In this experiment, we demonstrate an application of partial ranking in High Performance Computing.

In general, a mathematical expression can have several (sometimes over 100s) alternative program implementations (or algorithms) that are mathematically equivalent to one another. Each alternative algorithm can be identified as a sequence of library or kernel calls provided by optimized libraries such as BLAS and LAPACK, and these algorithms can differ from one another in terms of performance. It is not straightforward for the developers to optimize such codes and ensure high performance. In this experiment, we demonstrate the application of the partial ranking methodologies in identifying the root cause of performance differences in terms of kernel calls.

To this end, let us consider the following Generalized Least Square (GLS) problem:

\((X^T M^{-1} X)^{-1} X^T M^{-1} y\)

where \(X \in \mathbb{R}^{1000 \times 100}\)

We consider the algorithmic variants for solution of the GLS problem generated by the compiler Linnea. Linnea takes as input the mathematical expression for GLS in a high-level format, as if written on a black-board, and generates top 100 algorithms (in terms of number of Floating Point Operations) in the Julia language. To explore some algorithms generated by Linnea, use the online demo through this link.

The Data

We executed each of the 100 algorithms generated by Linnea 10 times on a Linux-based machine using 12 cores of an Intel-Xeon processor with turbo-boost enabled. We parsed the generated algorithms to identify the sequence of kernel calls, the corresponding number of Floating Point Operations (FLOPs), appended the execution times and saved the data in examples/data/gls_1000_100.csv. The data is read into a Pandas DataFrame, preprocessed for readability, and presented below:

[1]:
import pandas as pd

## Data preprocessing functions
def clean_concept(name):
    splits = name.split('=')
    if len(splits) > 1:
        return splits[-1].strip()
    return splits[0].strip()

def remove_cost(name):
    splits = name.split('_')
    if len(splits) > 1:
        return splits[0].strip()
    return splits[0].strip()

def remove_LAPACK(name):
    splits = name.split('.')
    if len(splits) > 1:
        return splits[-1].strip()
    return splits[0].strip()

df = pd.read_csv('data/gls_1000_100.csv',sep=';')
df['concept:name'] = df['concept:name'].apply(lambda row: clean_concept(row))
df['concept:name'] = df['concept:name'].apply(lambda row: remove_cost(row))
df['concept:name'] = df['concept:name'].apply(lambda row: remove_LAPACK(row))

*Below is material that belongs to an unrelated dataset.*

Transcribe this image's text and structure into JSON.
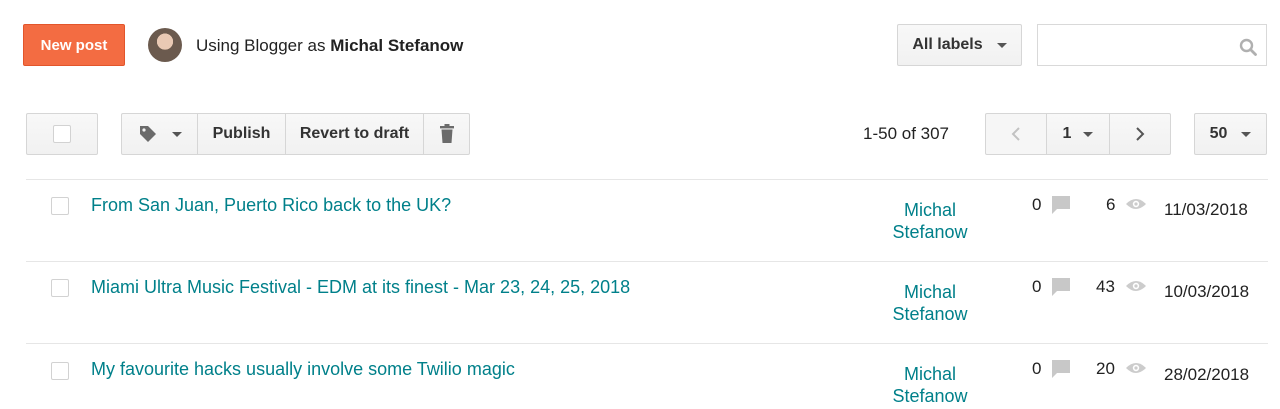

#rename columns to meaningful names
df.rename(columns={
    'case:concept:name': 'algID_repID',
    'concept:name': 'kernel',
    'concept:flops': 'FLOPs',
    'concept:operation': 'operation',
    'concept:kernel': 'kernel_signature',
    'timestamp:start': 'timestamp:start',
    'timestamp:end': 'timestamp:end'
}, inplace=True)

df.head(10)
[1]:
algID_repID kernel FLOPs operation kernel_signature timestamp:start timestamp:end
0 algorithm23_13 potrf 333000000.0 (L2 L2^T) = M LAPACK.potrf!('L', ml1) 1.671793e+09 1.671793e+09
1 algorithm23_13 trsm 100000000.0 tmp12 = (L2^-1 X) trsm!('L', 'L', 'N', 'N', 1.0, ml1, ml0) 1.671793e+09 1.671793e+09
2 algorithm23_13 trsv 1000000.0 tmp68 = (L2^-1 y) trsv!('L', 'N', 'N', ml1, ml2) 1.671793e+09 1.671793e+09
3 algorithm23_13 gemv 200000.0 tmp21 = (tmp12^T tmp68) gemv!('T', 1.0, ml0, ml2, 0.0, ml3) 1.671793e+09 1.671793e+09
4 algorithm23_13 syrk 10000000.0 tmp14 = (tmp12^T tmp12) syrk!('L', 'T', 1.0, ml0, 0.0, ml4) 1.671793e+09 1.671793e+09
5 algorithm23_13 qr 2670000.0 (Q16 R17) = tmp14 ml4 = qr!(ml4) 1.671793e+09 1.671793e+09
6 algorithm23_13 gemv 20000.0 tmp25 = (Q16^T tmp21) gemv!('T', 1.0, ml5, ml3, 0.0, ml6) 1.671793e+09 1.671793e+09
7 algorithm23_13 trsv 10000.0 tmp24 = (R17^-1 tmp25) trsv!('U', 'N', 'N', ml7, ml6) 1.671793e+09 1.671793e+09
8 algorithm1_19 potrf 333000000.0 (L2 L2^T) = M LAPACK.potrf!('L', ml1) 1.671793e+09 1.671793e+09
9 algorithm1_19 trsv 1000000.0 tmp68 = (L2^-1 y) trsv!('L', 'N', 'N', ml1, ml2) 1.671793e+09 1.671793e+09

The column algID_repID represents the algorithm ID at a particular repetition. Single algID_repID is mapped to several BLAS kernels, whose sequence can be deduced from the timestamps. The total execution time of a particular repetition of an algorithm can be deduced by summing the duration of all the kernel calls based on the timestamps for that algID_repID.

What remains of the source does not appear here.